Hakob Hovnatanyan. 1967. Armenia. Directed by Sergei Parajanov. Courtesy the National Cinema Centre of Armenia (Yerevan).
Kyiv Frescoes. 1966. Ukraine. Directed by Sergei Parajanov. Courtesy Dovzhenko Centre (Kyiv).
Arabesques on the Pirosmani Theme. 1985. Georgia. Directed by Sergei Parajanov. Courtesy Georgian Film Studio/Mematiane (Tbilisi).
4K digital restorations financed and produced by Fixafilm (Warsaw) within the framework of the Hamo Bek-Nazarov Project (Paris), with the generous financial support of both Kino Klassika (London) and AGBU (New York), and with thanks to CPC (London).
Total running time: 48 min. In Russian, with English subtitles.

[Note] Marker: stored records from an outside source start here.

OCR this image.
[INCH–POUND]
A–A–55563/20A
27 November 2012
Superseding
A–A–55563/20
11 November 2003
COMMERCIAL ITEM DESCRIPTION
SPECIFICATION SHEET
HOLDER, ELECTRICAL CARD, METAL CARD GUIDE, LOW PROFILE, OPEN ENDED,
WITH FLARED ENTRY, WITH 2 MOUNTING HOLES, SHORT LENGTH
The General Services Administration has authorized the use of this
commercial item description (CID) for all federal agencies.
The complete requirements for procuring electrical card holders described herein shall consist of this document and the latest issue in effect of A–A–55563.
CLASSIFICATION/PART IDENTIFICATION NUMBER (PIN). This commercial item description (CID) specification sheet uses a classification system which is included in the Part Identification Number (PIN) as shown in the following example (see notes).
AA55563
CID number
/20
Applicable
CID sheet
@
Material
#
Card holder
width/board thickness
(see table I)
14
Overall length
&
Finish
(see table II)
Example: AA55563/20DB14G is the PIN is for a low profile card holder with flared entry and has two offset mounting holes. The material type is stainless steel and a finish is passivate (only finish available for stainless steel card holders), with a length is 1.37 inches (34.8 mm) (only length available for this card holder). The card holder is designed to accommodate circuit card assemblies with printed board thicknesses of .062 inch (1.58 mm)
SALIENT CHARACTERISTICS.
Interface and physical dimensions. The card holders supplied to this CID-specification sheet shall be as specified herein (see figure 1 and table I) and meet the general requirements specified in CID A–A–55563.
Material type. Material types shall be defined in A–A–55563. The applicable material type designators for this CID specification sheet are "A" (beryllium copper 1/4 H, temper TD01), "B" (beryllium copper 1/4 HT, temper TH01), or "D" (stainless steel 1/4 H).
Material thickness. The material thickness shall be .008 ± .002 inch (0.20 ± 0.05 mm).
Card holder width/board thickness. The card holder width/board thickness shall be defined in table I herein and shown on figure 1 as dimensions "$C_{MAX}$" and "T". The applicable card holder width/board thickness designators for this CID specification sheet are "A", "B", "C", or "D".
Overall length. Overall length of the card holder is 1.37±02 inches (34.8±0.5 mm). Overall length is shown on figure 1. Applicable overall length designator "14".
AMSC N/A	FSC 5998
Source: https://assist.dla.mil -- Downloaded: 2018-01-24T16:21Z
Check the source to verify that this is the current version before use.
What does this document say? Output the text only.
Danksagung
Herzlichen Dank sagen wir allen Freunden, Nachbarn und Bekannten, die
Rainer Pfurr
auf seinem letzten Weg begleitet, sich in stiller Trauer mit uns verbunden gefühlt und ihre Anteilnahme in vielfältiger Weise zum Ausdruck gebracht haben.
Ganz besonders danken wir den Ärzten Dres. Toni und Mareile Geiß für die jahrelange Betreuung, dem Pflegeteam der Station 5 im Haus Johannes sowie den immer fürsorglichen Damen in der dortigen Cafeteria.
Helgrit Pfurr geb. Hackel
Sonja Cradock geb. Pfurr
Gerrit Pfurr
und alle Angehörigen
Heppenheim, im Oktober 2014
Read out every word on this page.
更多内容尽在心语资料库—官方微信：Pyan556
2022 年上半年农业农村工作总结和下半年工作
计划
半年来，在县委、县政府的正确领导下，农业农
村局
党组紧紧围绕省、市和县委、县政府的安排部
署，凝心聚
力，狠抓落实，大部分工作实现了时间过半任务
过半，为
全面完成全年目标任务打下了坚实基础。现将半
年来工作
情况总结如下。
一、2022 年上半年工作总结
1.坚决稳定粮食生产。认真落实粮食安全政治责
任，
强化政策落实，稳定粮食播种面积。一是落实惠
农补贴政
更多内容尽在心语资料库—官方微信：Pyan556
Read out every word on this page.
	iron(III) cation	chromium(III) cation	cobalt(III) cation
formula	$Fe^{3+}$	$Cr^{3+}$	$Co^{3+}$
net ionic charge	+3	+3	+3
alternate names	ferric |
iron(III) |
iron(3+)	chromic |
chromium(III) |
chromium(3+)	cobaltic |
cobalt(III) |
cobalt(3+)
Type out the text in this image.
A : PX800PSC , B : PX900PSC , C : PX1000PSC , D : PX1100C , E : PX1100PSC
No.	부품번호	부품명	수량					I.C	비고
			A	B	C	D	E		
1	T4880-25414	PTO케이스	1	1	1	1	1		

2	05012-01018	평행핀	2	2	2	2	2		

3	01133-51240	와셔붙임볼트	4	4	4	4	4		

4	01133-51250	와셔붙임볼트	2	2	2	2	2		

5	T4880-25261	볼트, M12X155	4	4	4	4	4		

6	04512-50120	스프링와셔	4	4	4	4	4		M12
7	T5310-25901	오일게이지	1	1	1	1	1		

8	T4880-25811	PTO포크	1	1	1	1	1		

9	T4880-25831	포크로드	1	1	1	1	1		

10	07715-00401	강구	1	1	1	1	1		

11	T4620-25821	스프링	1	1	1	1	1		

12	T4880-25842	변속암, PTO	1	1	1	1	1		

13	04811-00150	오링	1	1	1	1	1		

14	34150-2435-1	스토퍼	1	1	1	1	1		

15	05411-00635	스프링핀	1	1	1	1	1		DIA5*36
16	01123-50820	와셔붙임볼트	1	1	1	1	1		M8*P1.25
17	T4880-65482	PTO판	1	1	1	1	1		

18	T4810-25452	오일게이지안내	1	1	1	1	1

One of cinema’s true visionaries, the Armenian filmmaker Sergei Parajanov (1924–1990) was also the very embodiment of the 20th-century artist who defied and suffered terribly from Soviet totalitarianism. Imprisoned three times, blacklisted, and censored for his outspoken defense of Ukrainian dissidents and nationalists and his pride in his own ancestry—he was born only one year after the end of the Armenian genocide—Parajanov is best known for Shadows of Forgotten Ancestors (1965), which preserves and celebrates the Ukrainian Hustul culture that had been under threat only a decade before by the homogenizing forces of socialist realism; and The Color of Pomegranates (1969), a portrait of the life of the 19th-century Armenian poet and troubadour Sayat-Nova as a series of iconic tableaux. These three newly restored Parajanov shorts comprise a kind of triptych: Kyiv Frescoes (1966), a collage piece, long suppressed by Soviet authorities, that Parajanov had assembled from camera tests for an unmade film about the aftermath of World War II in contemporary Kiev; Hakob Hovnatanyan (1967), which anticipates The Color of Pomegranates in its montage of portrait paintings by the artist known as the “Raphael of Tiflis” and its complex score by the sound engineer Yuri Sayadyan, which mixes silence with musique concrète; and Arabesques on the Pirosmani Theme (1985), another of his portraits of painters, the Georgian outsider artist Niko Pirosmani. As historian Daniel Bird notes, “like Hakob Hovnatanyan, Pirosmani’s livelihood is eclipsed by the emerging technology of photography. Both films are not, however, just a mournful lament for a dying painting genre, but a reverie and fantasy of old, pre-revolutionary Tiflis.”
Un petit monastère en Toscane (A Little Monastery in Tuscany). 1988. France. Directed by Otar Iosseliani. 4K digital restoration by Pastorale Productions with funding by Vadim Moshkovich; courtesy Les Films du Losange. North American premiere. In Italian, French, Latin; no subtitles needed. 56 min.
The Georgian-born Iosseliani brings his reverence for ritual and the rhythms of the seasons to this portrait in miniature of the Augustinian monks of a small Tuscan monastery, their lives cloaked in the holy mysteries of prayer, silence, and liturgical song, and the nearby villagers of Montalcino, near Siena, preoccupied with the more mundane concerns of commerce and class distinction. “Parallel worlds,” the documentarian Sergei Loznitsa has observed, “but at the same time one cannot help thinking that one of these worlds is somehow safeguarding the other.”